Die A689 nähert sich dem Kreisverkehr der A177, an dem die Kollision stattfand.

Die ehemalige Armeeingenieurin sagte, sie habe ihn „aggressiv belästigt“ und ihr Freund habe sein Fenster geöffnet und geschrien, bevor er Ferry zwei Finger in die Höhe streckte.

Robinson behauptet, dass Ferry derjenige war, der wütend war und dass er wiederholt auf die Bremse trat und davon raste; ließ sie in Angst zurück, in den Rücken von ihm zu gehen. Sie sagte den Geschworenen, dass sie auf die langsame Spur gefahren sei, um von ihm wegzukommen, aber dass er dann anfing, Seite an Seite mit ihr zu fahren, bevor er auf sie zusteuerte.

Zeugen sagten dem Gericht, sie hätten gesehen, wie Robinsons weißer Ford Fiesta “wackelte”, bevor er Herrn Pattison traf.

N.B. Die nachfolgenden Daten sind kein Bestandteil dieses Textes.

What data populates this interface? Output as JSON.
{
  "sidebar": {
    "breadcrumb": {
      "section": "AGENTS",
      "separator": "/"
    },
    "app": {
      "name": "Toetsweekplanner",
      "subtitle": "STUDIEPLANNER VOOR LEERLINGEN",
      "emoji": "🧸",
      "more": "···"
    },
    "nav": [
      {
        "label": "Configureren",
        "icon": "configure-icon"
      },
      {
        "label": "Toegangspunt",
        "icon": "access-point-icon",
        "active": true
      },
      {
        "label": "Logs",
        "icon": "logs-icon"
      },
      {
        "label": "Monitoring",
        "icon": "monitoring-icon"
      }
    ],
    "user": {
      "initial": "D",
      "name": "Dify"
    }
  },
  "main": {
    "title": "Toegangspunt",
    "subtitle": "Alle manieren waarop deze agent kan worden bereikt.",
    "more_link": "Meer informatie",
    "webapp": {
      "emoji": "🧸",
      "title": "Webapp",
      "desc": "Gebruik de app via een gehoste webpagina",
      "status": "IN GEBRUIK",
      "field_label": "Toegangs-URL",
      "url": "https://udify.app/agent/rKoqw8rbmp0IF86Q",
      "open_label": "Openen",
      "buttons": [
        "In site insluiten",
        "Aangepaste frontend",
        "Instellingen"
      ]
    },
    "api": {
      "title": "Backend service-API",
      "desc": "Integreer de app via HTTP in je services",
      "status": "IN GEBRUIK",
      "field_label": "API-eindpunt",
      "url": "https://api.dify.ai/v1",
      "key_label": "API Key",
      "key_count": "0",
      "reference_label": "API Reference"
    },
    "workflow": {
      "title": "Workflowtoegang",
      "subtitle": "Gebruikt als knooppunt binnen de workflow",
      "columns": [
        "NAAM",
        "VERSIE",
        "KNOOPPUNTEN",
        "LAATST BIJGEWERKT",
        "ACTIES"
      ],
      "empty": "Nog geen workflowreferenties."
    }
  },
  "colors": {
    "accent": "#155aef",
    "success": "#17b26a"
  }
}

Ein Lkw-Fahrer, der in die entgegengesetzte Richtung fuhr, sagte, er habe einen lauten Knall gehört und „einen Radfahrer durch die Luft fahren sehen“.

Trevor Smith fuhr hinter Robinson, seine Kinder und seine Frau saßen in seinem VW Tourang, sagte er vor Gericht: „Das weiße Auto war ziemlich nah am schwarzen Auto – sie waren Seite an Seite.

„Sie schienen zueinander zu passen. Das weiße Auto brach nach links aus und es war ein „Geschwindigkeitswackeln“, als ob sie versuchte, das Auto unter Kontrolle zu bekommen. Die Bremslichter gingen an diesem Punkt an.

„Da war ein Radfahrer vor dem weißen Auto. Ich kann mich erinnern, dass ich zu meiner Frau sagte: ‚Er wird angefahren werden‘, ich bezog mich auf den Radfahrer. Ich habe sehr stark gebremst; ich hatte Angst, dass der Radfahrer vorne landen könnte.“ meines Autos.”

Robinson, von Geranium Close in Billinghamund Fähre, von Granville Terrace in Rotes Auto Freilassung auf Kaution unter der Bedingung, dass sie mit der Bewährungshilfe zusammenarbeiten, die Vorurteilsberichte erstellt.

Das Paar wird am 1. Juni erneut vor Gericht stehen, um verurteilt zu werden.